My name is walter and i joined this forum two weeks ago, and i want to move to dubai end of this month to look for a job but am still have doubts. I live in Rwanda 

and i hold a degree in business administration plus a three years experience in marketing with a regional bank. I applied on line through those agencies but still i haven't got any feedback.

so i wanted a advice about the situation on the job market there in Dubai if someone like me can come and hope to find some thing.

Glad to hear from you


----------



## Lenochka (Apr 19, 2008)

You will need to find a job first and then the residence visa is sponsored by your employer. I don't think you have "visa on arrival" status so you can not simply hopp onto the plane and then stay in Dubai jobhunting......


----------



## VADXB (Jun 4, 2009)

Lenochka said:


> You will need to find a job first and then the residence visa is sponsored by your employer. I don't think you have "visa on arrival" status so you can not simply hopp onto the plane and then stay in Dubai jobhunting......


I dont quite agree. There are lots of people from the "non visa on arrival" countries who come here on jobhunting. They either use the hotel sponsoring route or get sponsored by someone they know.


----------



## VADXB (Jun 4, 2009)

RWAMUCYO said:


> Hi everyone!
> 
> My name is walter and i joined this forum two weeks ago, and i want to move to dubai end of this month to look for a job but am still have doubts.

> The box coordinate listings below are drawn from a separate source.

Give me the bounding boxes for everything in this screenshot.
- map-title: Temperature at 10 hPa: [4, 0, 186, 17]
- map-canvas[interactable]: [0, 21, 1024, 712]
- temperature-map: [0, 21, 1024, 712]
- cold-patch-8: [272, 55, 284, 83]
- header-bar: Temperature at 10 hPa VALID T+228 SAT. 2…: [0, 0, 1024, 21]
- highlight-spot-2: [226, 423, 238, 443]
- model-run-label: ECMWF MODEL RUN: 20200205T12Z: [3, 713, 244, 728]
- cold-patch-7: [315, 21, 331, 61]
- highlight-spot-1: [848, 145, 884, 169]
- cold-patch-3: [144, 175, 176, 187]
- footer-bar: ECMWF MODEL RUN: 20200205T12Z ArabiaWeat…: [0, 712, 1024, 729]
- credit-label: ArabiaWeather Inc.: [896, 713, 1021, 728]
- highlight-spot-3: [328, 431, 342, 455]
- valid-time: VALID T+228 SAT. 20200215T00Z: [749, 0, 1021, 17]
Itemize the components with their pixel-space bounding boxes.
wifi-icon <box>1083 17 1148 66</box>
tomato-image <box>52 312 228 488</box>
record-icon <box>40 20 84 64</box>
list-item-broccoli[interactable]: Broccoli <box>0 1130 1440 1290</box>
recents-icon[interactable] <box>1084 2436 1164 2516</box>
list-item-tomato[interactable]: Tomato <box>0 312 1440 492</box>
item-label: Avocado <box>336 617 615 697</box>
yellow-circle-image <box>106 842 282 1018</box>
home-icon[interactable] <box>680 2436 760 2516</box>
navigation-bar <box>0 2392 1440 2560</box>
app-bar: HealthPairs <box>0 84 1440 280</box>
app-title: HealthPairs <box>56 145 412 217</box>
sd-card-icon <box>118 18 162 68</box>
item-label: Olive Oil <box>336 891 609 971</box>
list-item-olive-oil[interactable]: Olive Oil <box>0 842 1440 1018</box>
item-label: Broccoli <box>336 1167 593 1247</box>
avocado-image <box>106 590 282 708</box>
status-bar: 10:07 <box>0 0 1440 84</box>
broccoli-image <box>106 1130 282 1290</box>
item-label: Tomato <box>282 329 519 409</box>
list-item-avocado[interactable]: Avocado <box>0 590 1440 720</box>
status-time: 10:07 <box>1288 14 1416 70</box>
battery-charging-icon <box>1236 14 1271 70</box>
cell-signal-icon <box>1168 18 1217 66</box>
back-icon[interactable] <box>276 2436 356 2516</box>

I live in Rwanda
> 
> ...


The general job market is not very good at the moment and increasingly companies are looking for those who are already based in the region (to keep relocation and other recruitment cost to minimal)

But keep trying and good luck!


----------



## RWAMUCYO (Oct 2, 2010)

Thanks and u right the decrease of demand for jobs is common that's why am hesitating. but i think it would be better if i come just to be on the field and make myself the contacts.


----------



## Anwaruddin (Oct 15, 2010)

To get close to the real score, visit some news sites like "Al Jazeera" or "Al-bayan". Or maybe some Forbes magazine reviews. Maybe the Oxford produced "The Report: Dubai 2010" I guess it's available in Google books.

Salaam


----------